Thomas dissents from Roberts' opinion regarding severability and ratification. Where Roberts leaves readers wondering about the future of the case, Thomas provides a clear solution. Thomas puts forth that the issue of this case could have been simply solved without remand. Thomas argues that ratification and severability are irrelevant when focusing on the constitutional injury of the case – enforcement of a CID by an insulated Director – and attempt to resolve it.
Thomas believes determining ratification is unnecessary.

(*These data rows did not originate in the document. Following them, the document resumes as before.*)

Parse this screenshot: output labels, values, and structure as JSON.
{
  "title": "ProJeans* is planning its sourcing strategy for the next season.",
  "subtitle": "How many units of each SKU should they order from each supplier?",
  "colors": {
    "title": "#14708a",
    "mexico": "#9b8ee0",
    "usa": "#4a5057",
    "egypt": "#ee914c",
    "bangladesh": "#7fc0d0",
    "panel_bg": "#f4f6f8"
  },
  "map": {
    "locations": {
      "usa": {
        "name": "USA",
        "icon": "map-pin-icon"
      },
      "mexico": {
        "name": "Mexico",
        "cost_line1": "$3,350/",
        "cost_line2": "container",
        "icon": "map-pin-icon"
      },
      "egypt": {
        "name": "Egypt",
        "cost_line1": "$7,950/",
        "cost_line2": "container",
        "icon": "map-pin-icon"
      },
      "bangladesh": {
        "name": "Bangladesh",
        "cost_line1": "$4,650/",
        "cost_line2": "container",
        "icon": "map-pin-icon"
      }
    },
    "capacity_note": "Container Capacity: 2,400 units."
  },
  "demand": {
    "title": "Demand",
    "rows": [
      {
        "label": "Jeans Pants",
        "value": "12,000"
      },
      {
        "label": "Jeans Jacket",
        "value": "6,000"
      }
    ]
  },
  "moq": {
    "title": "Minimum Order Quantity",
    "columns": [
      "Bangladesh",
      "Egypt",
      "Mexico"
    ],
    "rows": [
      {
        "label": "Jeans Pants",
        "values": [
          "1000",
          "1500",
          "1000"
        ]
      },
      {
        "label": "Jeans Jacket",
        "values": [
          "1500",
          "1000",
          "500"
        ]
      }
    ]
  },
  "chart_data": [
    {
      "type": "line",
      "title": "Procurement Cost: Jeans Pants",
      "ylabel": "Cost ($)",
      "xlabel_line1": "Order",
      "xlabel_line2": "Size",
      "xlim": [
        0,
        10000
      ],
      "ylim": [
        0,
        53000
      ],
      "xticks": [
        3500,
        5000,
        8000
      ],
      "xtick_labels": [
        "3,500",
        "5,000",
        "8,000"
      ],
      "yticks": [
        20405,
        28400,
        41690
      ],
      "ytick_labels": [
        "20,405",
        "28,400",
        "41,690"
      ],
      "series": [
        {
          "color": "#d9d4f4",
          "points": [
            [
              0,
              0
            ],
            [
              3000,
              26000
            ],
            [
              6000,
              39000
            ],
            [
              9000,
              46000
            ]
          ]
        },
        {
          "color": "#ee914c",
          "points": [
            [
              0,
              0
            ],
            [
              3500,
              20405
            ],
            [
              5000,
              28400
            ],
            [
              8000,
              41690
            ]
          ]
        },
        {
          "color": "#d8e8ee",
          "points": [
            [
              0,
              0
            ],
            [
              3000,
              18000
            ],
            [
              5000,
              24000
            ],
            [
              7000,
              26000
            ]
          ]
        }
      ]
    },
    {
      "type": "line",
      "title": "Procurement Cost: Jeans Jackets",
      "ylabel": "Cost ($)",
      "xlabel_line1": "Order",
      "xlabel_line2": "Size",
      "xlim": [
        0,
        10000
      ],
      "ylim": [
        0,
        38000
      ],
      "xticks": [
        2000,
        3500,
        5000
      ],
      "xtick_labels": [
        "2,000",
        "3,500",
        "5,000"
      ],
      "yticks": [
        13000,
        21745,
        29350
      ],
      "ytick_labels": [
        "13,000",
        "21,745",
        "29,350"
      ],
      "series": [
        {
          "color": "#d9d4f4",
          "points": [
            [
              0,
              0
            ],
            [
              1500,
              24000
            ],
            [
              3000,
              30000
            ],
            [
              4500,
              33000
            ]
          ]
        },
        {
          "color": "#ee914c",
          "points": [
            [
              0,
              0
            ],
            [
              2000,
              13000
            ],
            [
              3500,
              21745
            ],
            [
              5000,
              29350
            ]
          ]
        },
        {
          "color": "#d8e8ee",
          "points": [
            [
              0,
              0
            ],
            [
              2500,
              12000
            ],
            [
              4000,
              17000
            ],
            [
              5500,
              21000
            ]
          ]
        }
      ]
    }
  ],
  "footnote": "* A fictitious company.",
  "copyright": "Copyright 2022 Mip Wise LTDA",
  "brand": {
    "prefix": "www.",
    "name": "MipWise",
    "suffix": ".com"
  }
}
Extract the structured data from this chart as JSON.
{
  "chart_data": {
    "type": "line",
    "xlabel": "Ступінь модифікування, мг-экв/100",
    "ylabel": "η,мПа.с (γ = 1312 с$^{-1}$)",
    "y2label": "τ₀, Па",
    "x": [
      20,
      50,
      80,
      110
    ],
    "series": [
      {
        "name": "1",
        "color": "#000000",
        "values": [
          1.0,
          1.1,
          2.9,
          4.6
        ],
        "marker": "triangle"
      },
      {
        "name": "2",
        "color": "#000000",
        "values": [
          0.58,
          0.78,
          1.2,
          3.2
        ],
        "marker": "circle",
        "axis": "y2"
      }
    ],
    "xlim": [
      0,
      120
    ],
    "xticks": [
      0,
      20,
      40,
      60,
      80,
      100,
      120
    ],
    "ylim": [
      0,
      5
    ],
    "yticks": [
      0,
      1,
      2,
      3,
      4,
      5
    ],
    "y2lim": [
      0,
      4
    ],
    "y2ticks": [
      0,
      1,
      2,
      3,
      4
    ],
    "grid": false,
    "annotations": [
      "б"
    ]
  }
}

Dissent and Concurrence as to Severability
Justice Kagan, joined by Justices Ginsburg, Breyer, and Sotomayor, dissented from the majority’s opinion, indicating that they would have upheld the structure of the CFPB to maintain the agency’s independence. In the dissent, the Supreme Court’s block of more-liberal justices explained their belief that Congress is generally free to constrain the President’s power to remove officers in the Executive Branch. While dissenting from the majority’s opinion, the Supreme Court’s block of more-liberal justices concurred in the judgment as it relates to the issue of severability. As explained in the dissent, “[t]he outcome today will not shut down the CFPB: A different majority of this Court, including all those who join this opinion, believes that if the agency’s removal provision is unconstitutional, it should be severed.”
The Future of the CFPB
The legal saga of the CFPB can now best be described as a long road to nowhere. A determination by the Supreme Court of constitutionality is usually a pivotal event in American jurisprudence. The Supreme Court’s holding here was not that moment in history, nor did it put to rest future legal challenges to the Bureau’s authority from all sides. Parties who have current enforcement matters before the Bureau may argue that ratification cannot be the magic wand that can cure a constitutional defect, especially in instances when the Director lacked the authority to act at the time it was initially done. Those financial institutions that agreed to significant consent orders are probably feeling buyer’s remorse. Finally, expect additional legal challenges, beyond what is afforded in the Administrative Procedures Act, for pending rulemakings this year.